The proposed FY 2026 budget has not yet been approved as Congress works through the budget reconciliation process, which is a fast-tracked method for federal budgets to pass the Senate after committees in the House of Representatives develop the legislation. The Senate can’t filibuster, or delay a bill vote, in a budget reconciliation process.
In addition to considering U.S. research agency budget cuts, the Trump administration is focused on moving away from regulation, an initiative reflected in the House Committee on Energy and Commerce’s recent budget reconciliation proposals.
That includes imposing a 10-year moratorium on state AI law enforcement. The committee also wants to include a $500 million appropriation to the U.S. Department of Commerce through 2035 to modernize federal IT systems and deploy commercial AI.

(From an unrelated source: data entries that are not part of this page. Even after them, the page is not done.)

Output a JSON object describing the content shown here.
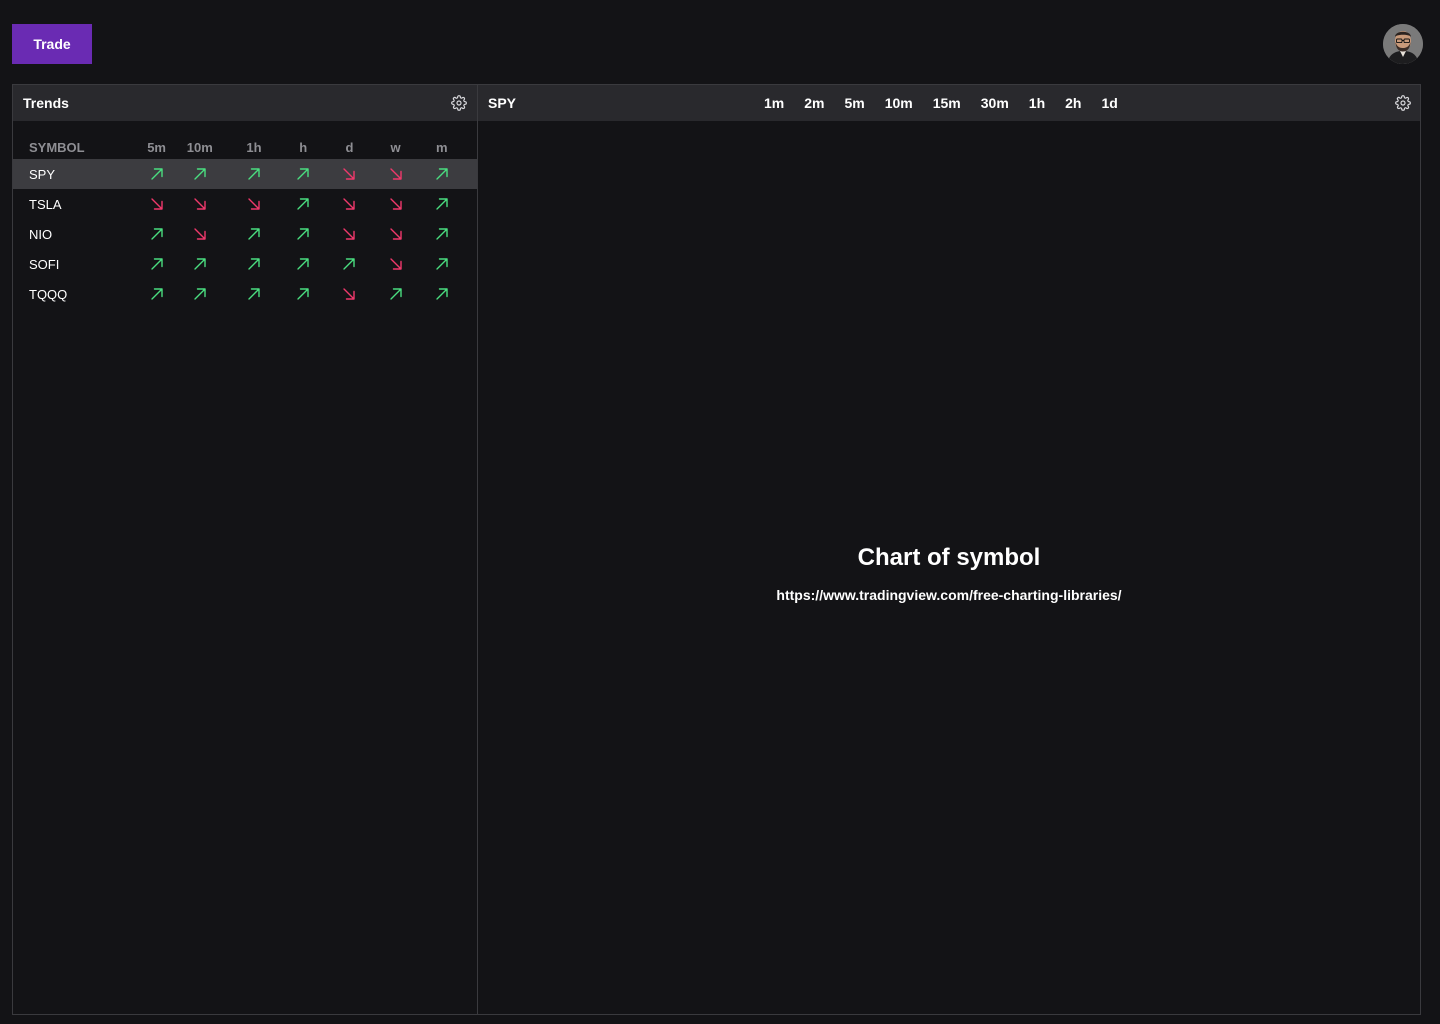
{
  "header": {
    "trade_label": "Trade",
    "avatar_icon": "user-avatar"
  },
  "trends_panel": {
    "title": "Trends",
    "settings_icon": "gear-icon",
    "columns": [
      "SYMBOL",
      "5m",
      "10m",
      "1h",
      "h",
      "d",
      "w",
      "m"
    ],
    "selected_symbol": "SPY",
    "rows": [
      {
        "symbol": "SPY",
        "trends": [
          "up",
          "up",
          "up",
          "up",
          "down",
          "down",
          "up"
        ]
      },
      {
        "symbol": "TSLA",
        "trends": [
          "down",
          "down",
          "down",
          "up",
          "down",
          "down",
          "up"
        ]
      },
      {
        "symbol": "NIO",
        "trends": [
          "up",
          "down",
          "up",
          "up",
          "down",
          "down",
          "up"
        ]
      },
      {
        "symbol": "SOFI",
        "trends": [
          "up",
          "up",
          "up",
          "up",
          "up",
          "down",
          "up"
        ]
      },
      {
        "symbol": "TQQQ",
        "trends": [
          "up",
          "up",
          "up",
          "up",
          "down",
          "up",
          "up"
        ]
      }
    ]
  },
  "chart_panel": {
    "symbol": "SPY",
    "timeframes": [
      "1m",
      "2m",
      "5m",
      "10m",
      "15m",
      "30m",
      "1h",
      "2h",
      "1d"
    ],
    "settings_icon": "gear-icon",
    "placeholder_title": "Chart of symbol",
    "placeholder_link": "https://www.tradingview.com/free-charting-libraries/"
  },
  "colors": {
    "up": "#4ade80",
    "down": "#f0386b",
    "accent": "#6a2bb3",
    "background": "#131316",
    "header_bg": "#29292d",
    "selected_row": "#3c3c40"
  }
}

Similar to Trump’s spending goals highlighted in the budget proposal, Rep. Brett Guthrie (R-Ky.), committee chairman, told the committee that spending cuts for climate programs and removal of regulatory burdens will advance technological innovation.

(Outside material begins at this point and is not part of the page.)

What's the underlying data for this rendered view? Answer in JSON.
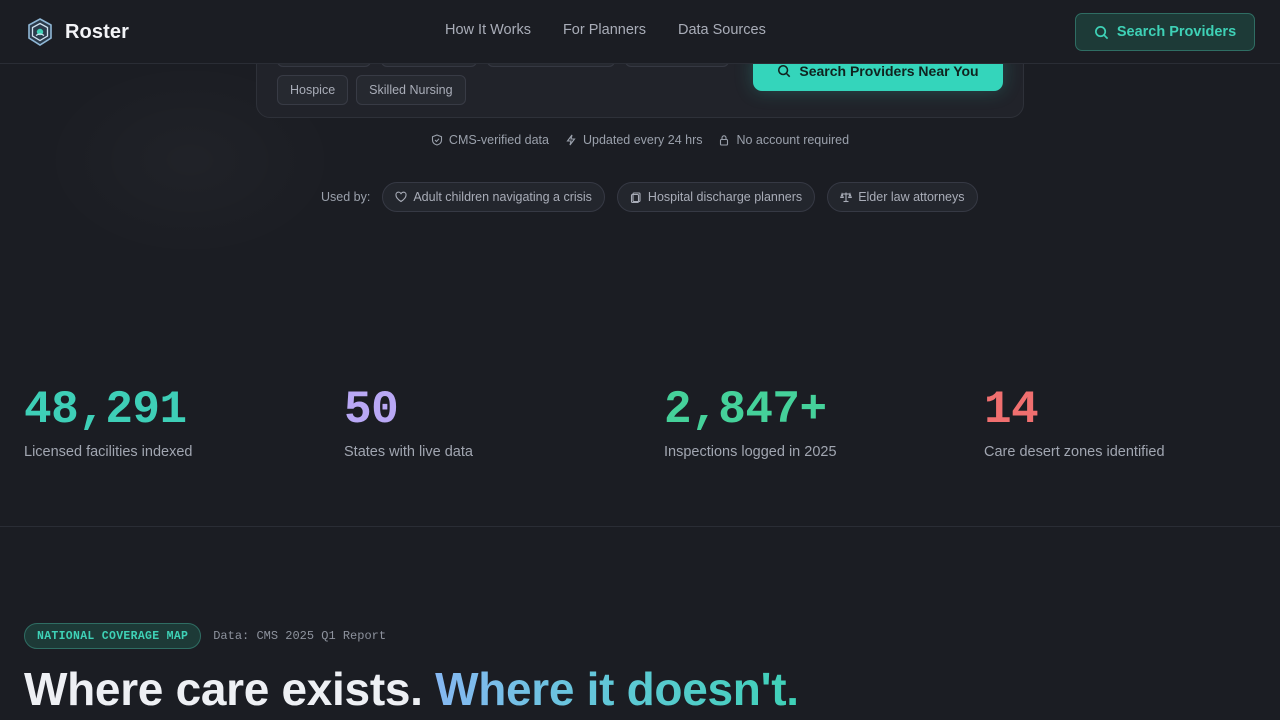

At the same time that Congress is considering Trump’s budget request, efforts are underway to address measures within the 2017 Tax Cuts and Jobs Act that expire this year. The House Committee on Ways and Means released “The One, Big, Beautiful Bill” this week for markup.

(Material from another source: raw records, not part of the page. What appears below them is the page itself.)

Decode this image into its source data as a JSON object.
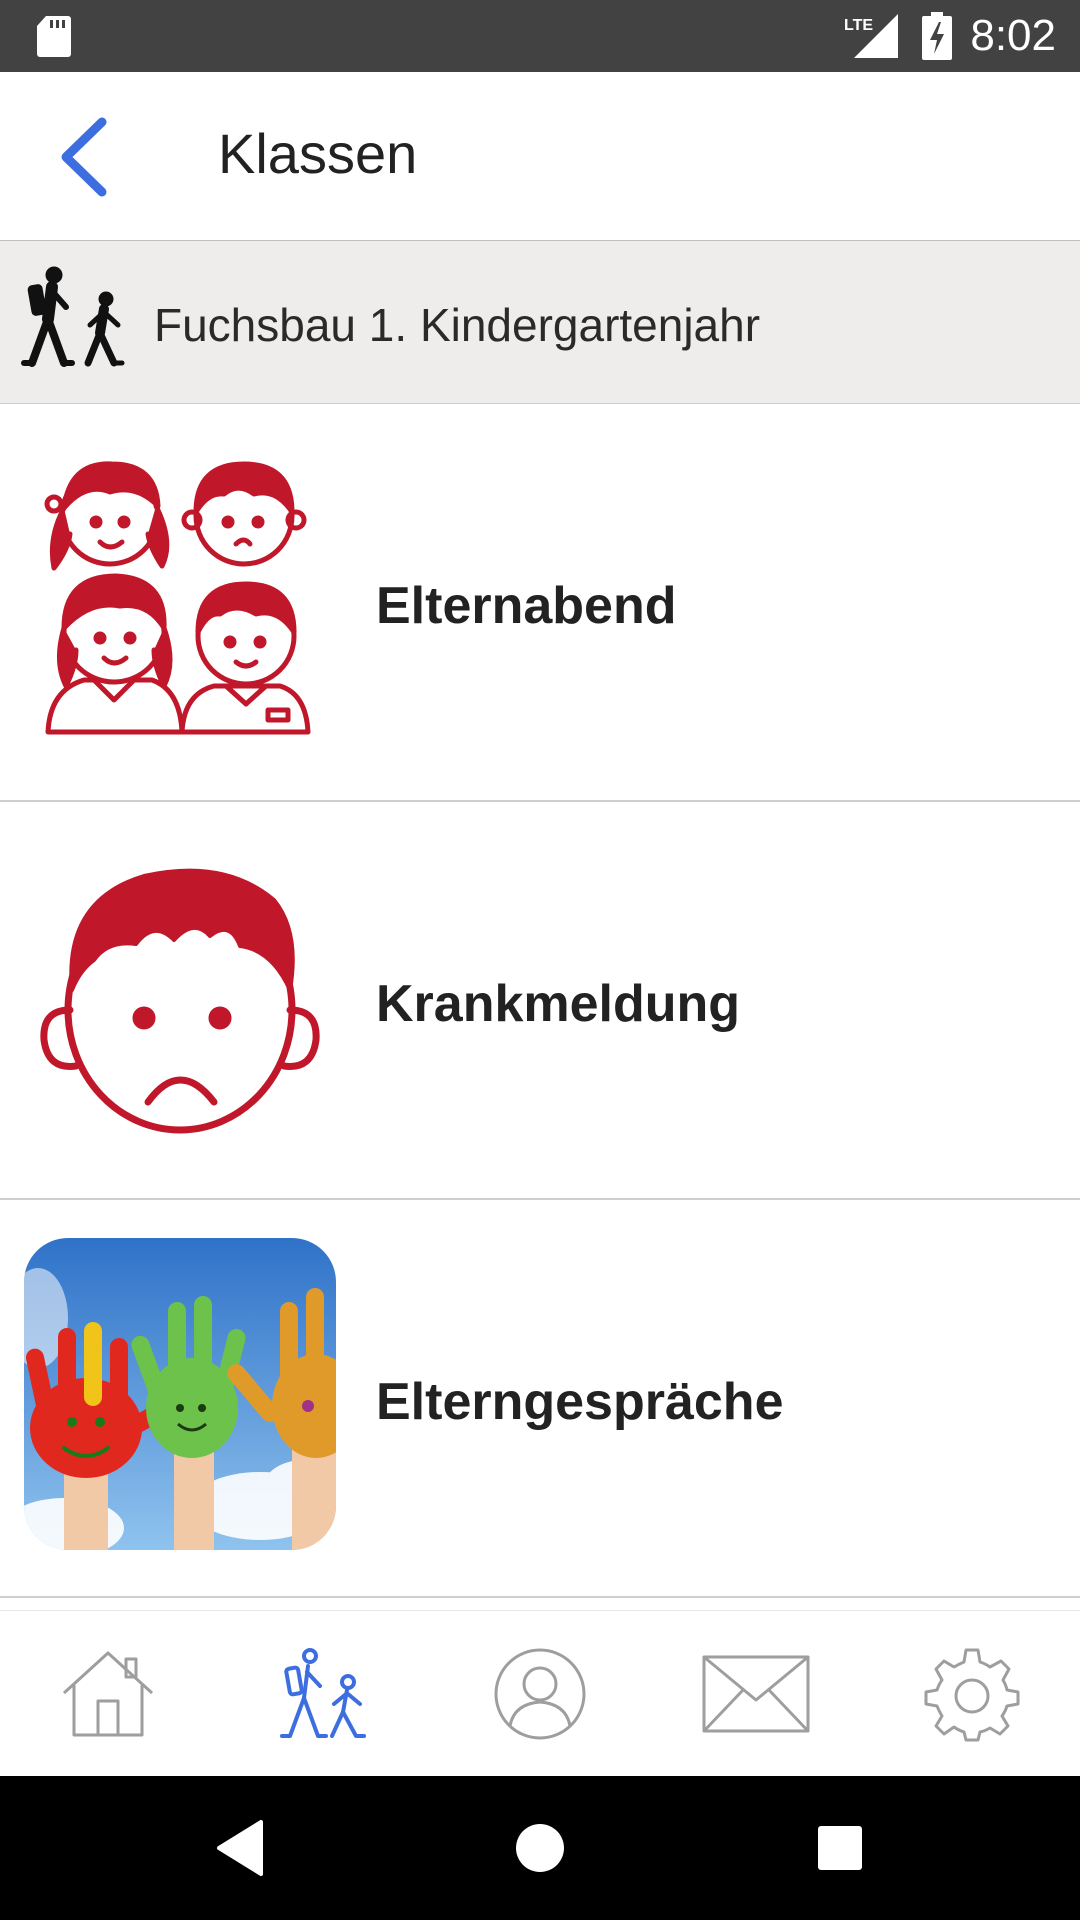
{
  "status_bar": {
    "network_label": "LTE",
    "time": "8:02",
    "icons": [
      "sd-card-icon",
      "lte-signal-icon",
      "battery-charging-icon"
    ]
  },
  "app_bar": {
    "back_icon": "chevron-left-icon",
    "title": "Klassen"
  },
  "class_header": {
    "icon": "walking-people-icon",
    "name": "Fuchsbau 1. Kindergartenjahr"
  },
  "list": {
    "items": [
      {
        "label": "Elternabend",
        "icon": "children-group-icon"
      },
      {
        "label": "Krankmeldung",
        "icon": "sad-child-face-icon"
      },
      {
        "label": "Elterngespräche",
        "icon": "painted-hands-photo"
      }
    ]
  },
  "bottom_nav": {
    "items": [
      {
        "icon": "home-icon",
        "active": false
      },
      {
        "icon": "walking-people-icon",
        "active": true
      },
      {
        "icon": "profile-icon",
        "active": false
      },
      {
        "icon": "mail-icon",
        "active": false
      },
      {
        "icon": "gear-icon",
        "active": false
      }
    ]
  },
  "system_nav": {
    "items": [
      "back-triangle-icon",
      "home-circle-icon",
      "recents-square-icon"
    ]
  },
  "colors": {
    "accent": "#3d6ee0",
    "illustration_red": "#c0172a",
    "header_bg": "#efedeb",
    "status_bar": "#424242",
    "inactive_icon": "#9e9e9e"
  }
}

alliantgroup’s Lazio said he hopes to see changes to the R&D tax credit in the tax bill to enable businesses to deduct R&D expenses more easily.
The R&D tax credit was established in the 1980s to boost and incentivize companies to invest in technology research in the U.S. However, during Trump’s first administration in 2017, Congress changed the way companies can deduct the R&D tax credit from their expenses.
Instead of being able to deduct R&D expenses in the current year, R&D expenses are now required to be amortized, or gradually written off, over a period of five years.
Lazio said it’s disincentivizing companies to innovate and invest in R&D projects due to higher tax bills. Alliantgroup client SX Industries, a global manufacturer based in Stoughton, Mass., faced a 74% tax increase in 2022 due to the changes in the R&D tax credit deductions. The company halved its R&D in the U.S. in 2023 and 2024, according to alliantgroup.
“If it’s not fixed, there will be businesses, especially small businesses, that will stop innovating,” Lazio said. “Many will go out of business.”